On 5 July 1948, the National Health Service took over the ownership and management of the Infirmary. It was one of 14 hospitals under Liverpool Regional Hospital Board. During the 1950s and 1960s the hospital dramatically continued to improve and expand its facilities. This included the provision of emergency lighting, a staff canteen and improvements to staff accommodation. Also a new Pharmacy, which allowed the overrun Outpatient and Casualty Department to be separated into two distinct departments. In 1963 saw the improvements and extensions to the theatre facilities and a new mortuary refrigeration unit was built. While in 1966 an automatic film processing unit was added to the X-ray Department.

The first half of the 1960s saw a thirty per cent increase in surgical work at the Infirmary and an increase of 20 per cent in all services at the hospital. In 1966 the total of beds the hospital offered was 104 and rising to 205 beds by 1978. The facilities at the Infirmary were stretched as the ever-increasing population continued to grow in the local area. It was identified by the health board that a new hospital was needed to provide sufficient facilities for the increasing demands.

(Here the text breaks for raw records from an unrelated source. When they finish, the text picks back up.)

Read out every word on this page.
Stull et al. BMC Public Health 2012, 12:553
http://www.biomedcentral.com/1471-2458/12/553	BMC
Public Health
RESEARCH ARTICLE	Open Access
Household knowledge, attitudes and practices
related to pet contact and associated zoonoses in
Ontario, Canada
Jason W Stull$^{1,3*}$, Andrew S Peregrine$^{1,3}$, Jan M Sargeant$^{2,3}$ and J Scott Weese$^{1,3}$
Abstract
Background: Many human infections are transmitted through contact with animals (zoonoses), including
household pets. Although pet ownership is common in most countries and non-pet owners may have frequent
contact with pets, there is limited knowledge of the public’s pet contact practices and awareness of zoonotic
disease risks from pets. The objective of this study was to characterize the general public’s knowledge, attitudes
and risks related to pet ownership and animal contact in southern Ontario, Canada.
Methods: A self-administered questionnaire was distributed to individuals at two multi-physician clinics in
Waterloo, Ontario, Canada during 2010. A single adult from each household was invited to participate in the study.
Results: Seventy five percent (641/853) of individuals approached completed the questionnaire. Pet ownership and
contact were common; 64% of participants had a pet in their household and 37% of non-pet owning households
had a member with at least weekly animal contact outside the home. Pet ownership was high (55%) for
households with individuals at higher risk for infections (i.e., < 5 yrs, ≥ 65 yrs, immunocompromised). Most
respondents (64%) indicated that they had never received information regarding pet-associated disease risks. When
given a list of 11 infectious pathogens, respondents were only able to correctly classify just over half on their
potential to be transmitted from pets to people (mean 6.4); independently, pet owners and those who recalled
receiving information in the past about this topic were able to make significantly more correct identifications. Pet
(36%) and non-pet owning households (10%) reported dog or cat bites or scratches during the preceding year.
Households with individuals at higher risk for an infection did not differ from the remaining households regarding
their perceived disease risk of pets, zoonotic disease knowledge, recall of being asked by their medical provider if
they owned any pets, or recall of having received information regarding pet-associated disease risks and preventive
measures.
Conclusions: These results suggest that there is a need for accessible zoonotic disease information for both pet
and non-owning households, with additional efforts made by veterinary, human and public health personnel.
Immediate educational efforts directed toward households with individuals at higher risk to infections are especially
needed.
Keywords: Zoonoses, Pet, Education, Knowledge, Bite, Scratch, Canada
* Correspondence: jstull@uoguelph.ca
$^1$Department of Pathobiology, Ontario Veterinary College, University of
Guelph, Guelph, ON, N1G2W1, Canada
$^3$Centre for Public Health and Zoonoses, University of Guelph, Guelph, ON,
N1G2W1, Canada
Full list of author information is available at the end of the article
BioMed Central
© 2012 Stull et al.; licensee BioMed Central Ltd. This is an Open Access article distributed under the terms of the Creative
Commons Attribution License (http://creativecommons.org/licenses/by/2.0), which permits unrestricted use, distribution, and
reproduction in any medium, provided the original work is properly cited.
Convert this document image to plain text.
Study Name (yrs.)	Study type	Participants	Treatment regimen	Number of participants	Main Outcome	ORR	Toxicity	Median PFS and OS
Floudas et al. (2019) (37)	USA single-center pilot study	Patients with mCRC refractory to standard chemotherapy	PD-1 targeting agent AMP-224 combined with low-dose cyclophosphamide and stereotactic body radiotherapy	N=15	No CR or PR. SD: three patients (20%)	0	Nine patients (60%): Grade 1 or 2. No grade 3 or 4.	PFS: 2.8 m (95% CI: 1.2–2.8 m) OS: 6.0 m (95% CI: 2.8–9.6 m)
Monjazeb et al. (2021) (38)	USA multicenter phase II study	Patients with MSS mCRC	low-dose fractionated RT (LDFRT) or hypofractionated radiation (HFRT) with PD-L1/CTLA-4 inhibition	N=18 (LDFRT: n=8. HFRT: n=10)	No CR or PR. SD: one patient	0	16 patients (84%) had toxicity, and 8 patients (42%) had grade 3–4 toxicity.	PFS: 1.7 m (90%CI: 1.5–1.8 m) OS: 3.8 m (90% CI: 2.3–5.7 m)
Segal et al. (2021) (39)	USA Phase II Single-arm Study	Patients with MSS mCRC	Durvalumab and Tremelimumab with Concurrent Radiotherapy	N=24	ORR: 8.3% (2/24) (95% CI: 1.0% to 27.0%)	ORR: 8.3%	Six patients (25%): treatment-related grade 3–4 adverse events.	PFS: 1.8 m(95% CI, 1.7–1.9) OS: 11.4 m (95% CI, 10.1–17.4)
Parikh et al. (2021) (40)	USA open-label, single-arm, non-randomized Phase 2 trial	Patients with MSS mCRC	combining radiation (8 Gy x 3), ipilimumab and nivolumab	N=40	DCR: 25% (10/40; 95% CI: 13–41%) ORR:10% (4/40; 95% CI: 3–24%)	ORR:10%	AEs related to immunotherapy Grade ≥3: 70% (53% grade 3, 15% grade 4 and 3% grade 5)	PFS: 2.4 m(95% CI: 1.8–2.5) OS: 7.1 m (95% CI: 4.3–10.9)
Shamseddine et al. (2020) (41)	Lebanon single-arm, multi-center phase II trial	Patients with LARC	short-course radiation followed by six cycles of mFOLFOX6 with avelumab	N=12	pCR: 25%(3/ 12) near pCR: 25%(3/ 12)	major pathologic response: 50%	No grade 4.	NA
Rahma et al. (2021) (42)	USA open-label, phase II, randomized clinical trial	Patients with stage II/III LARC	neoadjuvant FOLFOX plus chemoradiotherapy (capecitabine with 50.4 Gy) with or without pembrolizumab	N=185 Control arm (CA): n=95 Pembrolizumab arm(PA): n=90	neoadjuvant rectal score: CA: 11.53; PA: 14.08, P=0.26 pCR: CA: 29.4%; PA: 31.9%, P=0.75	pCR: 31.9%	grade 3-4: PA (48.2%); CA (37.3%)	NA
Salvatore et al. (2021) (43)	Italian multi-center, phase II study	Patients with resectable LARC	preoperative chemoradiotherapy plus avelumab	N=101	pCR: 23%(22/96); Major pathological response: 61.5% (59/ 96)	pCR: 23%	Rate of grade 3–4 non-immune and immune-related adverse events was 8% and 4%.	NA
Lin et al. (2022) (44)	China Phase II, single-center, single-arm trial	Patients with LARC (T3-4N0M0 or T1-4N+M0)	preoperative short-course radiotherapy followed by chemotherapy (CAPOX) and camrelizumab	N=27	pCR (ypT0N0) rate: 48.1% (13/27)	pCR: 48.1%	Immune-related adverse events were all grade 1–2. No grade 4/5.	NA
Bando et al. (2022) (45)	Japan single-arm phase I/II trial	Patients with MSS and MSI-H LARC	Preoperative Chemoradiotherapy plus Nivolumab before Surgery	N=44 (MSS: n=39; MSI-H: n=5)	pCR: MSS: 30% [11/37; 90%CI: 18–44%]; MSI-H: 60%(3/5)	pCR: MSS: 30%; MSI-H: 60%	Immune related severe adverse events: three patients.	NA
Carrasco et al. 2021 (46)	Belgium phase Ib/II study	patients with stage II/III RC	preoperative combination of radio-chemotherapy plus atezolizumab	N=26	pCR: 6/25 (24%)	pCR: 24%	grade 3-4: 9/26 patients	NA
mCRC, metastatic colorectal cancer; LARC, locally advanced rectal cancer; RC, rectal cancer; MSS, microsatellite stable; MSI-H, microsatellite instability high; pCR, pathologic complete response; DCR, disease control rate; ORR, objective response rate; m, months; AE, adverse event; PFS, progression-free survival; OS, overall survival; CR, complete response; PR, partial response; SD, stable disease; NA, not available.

Plans were put in place for the building of the Southport and Formby District General Hospital on the former Kew Gardens site on Town Lane.

The vast majority of services moved to Southport and Formby District General Hospital in 1988. Some of the less acute services, such as the eye unit, the ear, nose & throat unit, audiology, chiropody, speech therapy, services for the elderly and some pathology services, remained at the Infirmary with the main entrance relocated to Pilkington Road. Also the spinal injuries unit moved from the Southport Promenade Hospital to the Southport General Infirmary at that time.

The Christiana Hartley maternity unit and the other remaining services provided on the infirmary site moved to new accommodation at the Southport and Formby District General Hospital in 1999. The infirmary was demolished in 2008 and the site was subsequently redeveloped for residential use as Hartley Grange.